Depuis l’entrée en vigueur du règlement européen 1223/2009 sur les cosmétiques, tout ingrédient présent sous forme nanométrique doit être signalé par la mention [nano], accolée à son nom dans la liste des composants. Sur le papier, c’est une avancée : le citoyen peut, en théorie, savoir qu’une crème solaire contient du dioxyde de titane ou de l’oxyde de zinc à l’échelle du milliardième de mètre.

En pratique, cette transparence reste fragile. La mention figure en caractères minuscules, au milieu d’une liste d’ingrédients déjà illisible pour le profane. Surtout, les contrôles révèlent régulièrement des manquements : en France, la DGCCRF a mené plusieurs enquêtes sur les produits solaires et constaté que la présence de nanomatériaux n’était pas toujours déclarée comme elle aurait dû l’être. Savoir qu’un ingrédient est « nano » ne dit d’ailleurs rien de sa dangerosité réelle : l’étiquette informe sans expliquer.
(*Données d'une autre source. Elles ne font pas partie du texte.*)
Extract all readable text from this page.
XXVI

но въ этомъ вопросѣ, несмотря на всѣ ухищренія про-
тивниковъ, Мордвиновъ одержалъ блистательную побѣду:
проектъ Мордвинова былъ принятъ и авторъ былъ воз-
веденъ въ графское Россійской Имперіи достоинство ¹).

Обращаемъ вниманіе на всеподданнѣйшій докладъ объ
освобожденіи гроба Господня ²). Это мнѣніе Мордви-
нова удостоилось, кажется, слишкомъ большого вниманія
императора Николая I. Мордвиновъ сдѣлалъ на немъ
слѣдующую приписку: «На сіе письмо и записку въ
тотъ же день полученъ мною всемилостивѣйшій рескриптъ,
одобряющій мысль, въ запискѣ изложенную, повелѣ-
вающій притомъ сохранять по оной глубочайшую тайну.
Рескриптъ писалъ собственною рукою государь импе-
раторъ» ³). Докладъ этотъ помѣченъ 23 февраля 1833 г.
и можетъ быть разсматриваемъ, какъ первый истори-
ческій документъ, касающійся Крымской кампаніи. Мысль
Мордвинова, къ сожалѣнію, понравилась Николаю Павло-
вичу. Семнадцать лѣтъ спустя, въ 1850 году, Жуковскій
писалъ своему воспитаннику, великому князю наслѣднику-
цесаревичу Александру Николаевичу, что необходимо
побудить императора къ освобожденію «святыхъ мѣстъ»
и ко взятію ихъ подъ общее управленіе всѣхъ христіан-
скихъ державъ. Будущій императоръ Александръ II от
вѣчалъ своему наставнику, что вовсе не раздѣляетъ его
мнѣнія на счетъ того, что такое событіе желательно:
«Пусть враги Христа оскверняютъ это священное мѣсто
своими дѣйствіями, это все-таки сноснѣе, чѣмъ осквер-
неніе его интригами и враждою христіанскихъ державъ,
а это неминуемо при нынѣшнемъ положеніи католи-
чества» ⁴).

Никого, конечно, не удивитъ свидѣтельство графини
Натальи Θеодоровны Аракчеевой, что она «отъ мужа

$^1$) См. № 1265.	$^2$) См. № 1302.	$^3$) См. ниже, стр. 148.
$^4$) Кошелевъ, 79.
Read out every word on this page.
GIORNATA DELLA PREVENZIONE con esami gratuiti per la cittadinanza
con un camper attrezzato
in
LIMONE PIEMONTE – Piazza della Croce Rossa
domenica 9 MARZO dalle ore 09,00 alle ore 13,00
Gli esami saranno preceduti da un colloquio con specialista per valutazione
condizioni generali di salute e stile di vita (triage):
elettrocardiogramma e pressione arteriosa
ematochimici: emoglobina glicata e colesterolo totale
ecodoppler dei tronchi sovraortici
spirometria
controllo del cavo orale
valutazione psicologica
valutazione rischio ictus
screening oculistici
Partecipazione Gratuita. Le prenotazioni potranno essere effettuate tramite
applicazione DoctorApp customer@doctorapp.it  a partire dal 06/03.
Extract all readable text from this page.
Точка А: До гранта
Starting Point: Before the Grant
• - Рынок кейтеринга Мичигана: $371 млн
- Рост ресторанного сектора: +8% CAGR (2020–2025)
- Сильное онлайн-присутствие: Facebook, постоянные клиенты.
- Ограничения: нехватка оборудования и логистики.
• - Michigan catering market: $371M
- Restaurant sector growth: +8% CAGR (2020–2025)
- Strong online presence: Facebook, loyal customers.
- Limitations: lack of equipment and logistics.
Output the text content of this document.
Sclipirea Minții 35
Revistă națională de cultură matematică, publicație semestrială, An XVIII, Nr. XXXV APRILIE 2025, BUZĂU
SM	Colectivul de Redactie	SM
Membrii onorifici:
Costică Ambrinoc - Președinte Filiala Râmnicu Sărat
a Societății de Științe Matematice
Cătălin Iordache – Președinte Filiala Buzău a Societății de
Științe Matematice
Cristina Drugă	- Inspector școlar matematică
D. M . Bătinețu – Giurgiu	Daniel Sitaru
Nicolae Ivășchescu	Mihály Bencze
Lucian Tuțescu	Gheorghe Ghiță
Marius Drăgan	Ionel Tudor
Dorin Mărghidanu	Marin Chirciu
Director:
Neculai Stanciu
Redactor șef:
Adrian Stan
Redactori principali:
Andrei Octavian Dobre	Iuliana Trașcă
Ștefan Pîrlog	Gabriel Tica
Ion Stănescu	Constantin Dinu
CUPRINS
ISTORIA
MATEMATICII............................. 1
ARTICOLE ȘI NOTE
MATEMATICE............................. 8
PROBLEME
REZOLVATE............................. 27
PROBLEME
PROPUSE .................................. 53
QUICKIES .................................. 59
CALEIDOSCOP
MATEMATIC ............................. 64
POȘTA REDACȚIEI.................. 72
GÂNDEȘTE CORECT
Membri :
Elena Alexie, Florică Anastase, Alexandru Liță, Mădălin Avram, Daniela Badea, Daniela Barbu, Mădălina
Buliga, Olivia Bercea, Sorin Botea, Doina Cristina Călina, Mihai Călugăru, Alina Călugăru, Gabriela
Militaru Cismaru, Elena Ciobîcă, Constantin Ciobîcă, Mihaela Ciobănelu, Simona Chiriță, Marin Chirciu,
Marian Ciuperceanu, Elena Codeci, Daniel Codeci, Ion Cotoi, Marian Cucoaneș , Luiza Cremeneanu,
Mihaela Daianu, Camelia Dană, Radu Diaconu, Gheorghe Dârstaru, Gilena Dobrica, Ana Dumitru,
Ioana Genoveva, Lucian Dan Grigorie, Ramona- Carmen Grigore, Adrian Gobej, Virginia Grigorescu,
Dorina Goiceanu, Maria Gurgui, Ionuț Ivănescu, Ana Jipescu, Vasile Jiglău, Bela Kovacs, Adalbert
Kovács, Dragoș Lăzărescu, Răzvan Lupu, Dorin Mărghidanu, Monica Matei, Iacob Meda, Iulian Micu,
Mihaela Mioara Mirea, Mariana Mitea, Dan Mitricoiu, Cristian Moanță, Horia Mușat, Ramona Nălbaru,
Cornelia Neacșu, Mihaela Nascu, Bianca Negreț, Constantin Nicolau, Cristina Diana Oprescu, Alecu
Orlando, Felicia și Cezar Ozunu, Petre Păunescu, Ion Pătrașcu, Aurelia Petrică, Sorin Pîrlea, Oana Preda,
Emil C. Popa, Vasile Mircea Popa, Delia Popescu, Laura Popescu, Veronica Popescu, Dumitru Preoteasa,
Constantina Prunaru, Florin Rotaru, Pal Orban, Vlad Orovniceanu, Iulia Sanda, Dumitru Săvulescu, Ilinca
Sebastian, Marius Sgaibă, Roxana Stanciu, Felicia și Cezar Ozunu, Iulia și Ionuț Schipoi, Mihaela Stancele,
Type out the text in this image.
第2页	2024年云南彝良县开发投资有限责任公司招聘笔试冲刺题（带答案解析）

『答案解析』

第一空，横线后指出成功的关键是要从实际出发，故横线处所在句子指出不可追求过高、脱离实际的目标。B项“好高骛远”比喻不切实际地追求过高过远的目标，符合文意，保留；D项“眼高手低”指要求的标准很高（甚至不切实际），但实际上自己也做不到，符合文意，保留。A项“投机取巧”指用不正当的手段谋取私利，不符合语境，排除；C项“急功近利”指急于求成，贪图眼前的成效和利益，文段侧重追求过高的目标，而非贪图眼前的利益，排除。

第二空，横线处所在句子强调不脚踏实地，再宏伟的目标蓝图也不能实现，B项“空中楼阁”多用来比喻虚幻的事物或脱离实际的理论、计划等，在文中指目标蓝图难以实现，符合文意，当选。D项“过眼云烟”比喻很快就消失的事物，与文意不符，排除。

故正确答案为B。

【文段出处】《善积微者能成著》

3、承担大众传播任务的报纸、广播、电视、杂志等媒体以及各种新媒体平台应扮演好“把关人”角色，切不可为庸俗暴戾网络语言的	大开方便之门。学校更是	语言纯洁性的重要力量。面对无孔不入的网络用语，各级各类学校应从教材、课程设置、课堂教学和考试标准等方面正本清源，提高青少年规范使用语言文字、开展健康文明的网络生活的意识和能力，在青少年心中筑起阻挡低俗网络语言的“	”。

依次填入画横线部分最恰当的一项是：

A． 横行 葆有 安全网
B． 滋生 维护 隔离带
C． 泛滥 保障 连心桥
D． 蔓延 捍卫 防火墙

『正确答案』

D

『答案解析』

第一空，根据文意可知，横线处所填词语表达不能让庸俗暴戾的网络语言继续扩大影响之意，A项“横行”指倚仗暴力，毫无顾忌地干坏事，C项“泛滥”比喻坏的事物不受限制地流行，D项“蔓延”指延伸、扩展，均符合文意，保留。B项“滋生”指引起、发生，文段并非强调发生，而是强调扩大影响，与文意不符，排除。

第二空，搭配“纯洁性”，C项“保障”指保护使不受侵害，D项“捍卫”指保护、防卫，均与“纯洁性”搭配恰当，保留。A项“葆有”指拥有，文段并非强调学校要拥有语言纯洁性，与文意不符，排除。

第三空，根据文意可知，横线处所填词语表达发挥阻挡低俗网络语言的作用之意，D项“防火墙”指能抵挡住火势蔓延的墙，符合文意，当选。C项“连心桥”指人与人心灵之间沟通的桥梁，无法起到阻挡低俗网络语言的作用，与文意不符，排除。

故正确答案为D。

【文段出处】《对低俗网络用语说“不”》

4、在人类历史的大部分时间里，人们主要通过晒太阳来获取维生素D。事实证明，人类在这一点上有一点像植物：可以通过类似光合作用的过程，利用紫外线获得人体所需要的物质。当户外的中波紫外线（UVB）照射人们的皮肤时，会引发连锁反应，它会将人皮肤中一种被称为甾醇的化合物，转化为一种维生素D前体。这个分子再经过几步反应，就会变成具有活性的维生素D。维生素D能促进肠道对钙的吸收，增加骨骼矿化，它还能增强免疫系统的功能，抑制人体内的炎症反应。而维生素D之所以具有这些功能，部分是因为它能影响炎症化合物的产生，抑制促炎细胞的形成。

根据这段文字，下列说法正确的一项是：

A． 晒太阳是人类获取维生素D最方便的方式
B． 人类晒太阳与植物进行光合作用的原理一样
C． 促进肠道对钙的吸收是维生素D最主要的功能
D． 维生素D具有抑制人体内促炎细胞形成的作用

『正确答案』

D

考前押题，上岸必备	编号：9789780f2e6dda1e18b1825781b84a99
L’E171, le précédent qui a fait bouger les lignes

L’exemple le plus parlant pour le grand public reste celui du dioxyde de titane alimentaire, le fameux additif E171. Longtemps utilisé comme colorant blanc dans les bonbons, les pâtisseries industrielles et certains médicaments, il a été interdit dans l’alimentation au niveau européen par le règlement 2022/63, applicable depuis août 2022.

La raison ? L’Autorité européenne de sécurité des aliments n’a pas pu écarter un risque de génotoxicité, c’est-à-dire un possible effet sur l’ADN. La France, qui avait suspendu l’additif dès 2020, a reconduit cette suspension pour l’année 2026. Mais l’affaire ne s’est pas refermée pour autant : en 2025, des nanoparticules de dioxyde de titane ont encore été détectées dans des échantillons de lait humain, animal et infantile. Preuve que l’interdiction d’un usage ne fait pas disparaître la substance de notre environnement.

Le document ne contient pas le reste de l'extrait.